In [None]:
# default_exp nlp

In [None]:
#hide
from nbdev.showdoc import *

In [None]:
# export
import os
import spacy

# NLP

This module provides tools for working with text data. The `nlp` object loads a Spacy tokenizer.

In [None]:
# export
nlp = spacy.load('en_core_web_sm')

In [None]:
# export
def tokenize(raw, lower=True):
    """Tokenize a string of text.

    Parameters
    -----------
    raw: str
        The text to tokenize.
    lower: bool
        If True, lowercase the input text.

    Returns
    --------
    list[str]
    """
    if lower: raw = raw.lower()
    return [t.text for t in nlp(raw, disable=['tagger', 'parser', 'ner'])]

`tokenize` uses the spacy tokenizer to separate a string into word tokens.

In [None]:
sentence1 = 'My dog and I walked to the park after work.'
sentence2 = 'My dog and my cat walked to the park to get exercise and play.'

In [None]:
tokenize(sentence1)

['my', 'dog', 'and', 'i', 'walked', 'to', 'the', 'park', 'after', 'work', '.']

In [None]:
tokenize('')

[]

In [None]:
# export
def lexical_density(text, lower=True):
    """Compute lexical density of a piece of text.
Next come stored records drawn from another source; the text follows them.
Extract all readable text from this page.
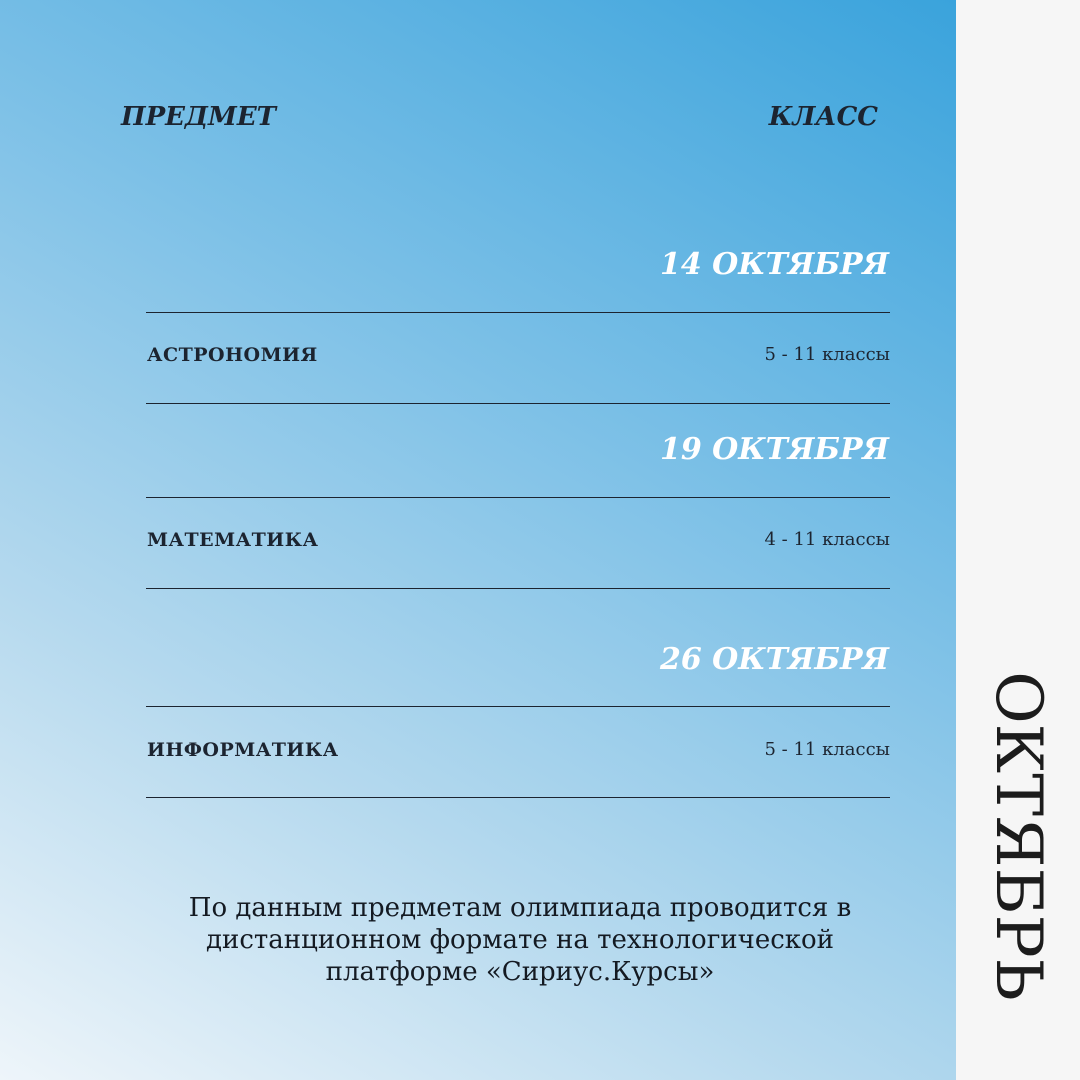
ОКТЯБРЬ
ПРЕДМЕТ	КЛАСС
14 ОКТЯБРЯ
АСТРОНОМИЯ	5 - 11 классы
19 ОКТЯБРЯ
МАТЕМАТИКА	4 - 11 классы
26 ОКТЯБРЯ
ИНФОРМАТИКА	5 - 11 классы
По данным предметам олимпиада проводится в
дистанционном формате на технологической
платформе «Сириус.Курсы»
    https://en.wikipedia.org/wiki/Lexical_density

    Parameters
    -----------
    text: str or list[str]
    lower: bool (see `tokenize` docs)

    Returns
    --------
    float: Number between 0 and 1, where larger values indicate a higher
        lexical density.
    """
    if isinstance(text, str):
        text = tokenize(text, lower)
    if not text:
        return 0.0
    return len(set(text)) / len(text)

`lexical density` works on either strings or lists of strings containing word tokens.

In [None]:
print(sentence1)
lexical_density(sentence1)

My dog and I walked to the park after work.


1.0

Sentence 2 has multiple occurrences of "my" and "and" so its lexical density is lower.

In [None]:
print(sentence2)
lexical_density(sentence2)

My dog and my cat walked to the park to get exercise and play.


0.8

Passing in a tokenized sentence returns the same results.

In [None]:
tokens = tokenize(sentence2)
print(tokens)
lexical_density(tokens)

['my', 'dog', 'and', 'my', 'cat', 'walked', 'to', 'the', 'park', 'to', 'get', 'exercise', 'and', 'play', '.']


0.8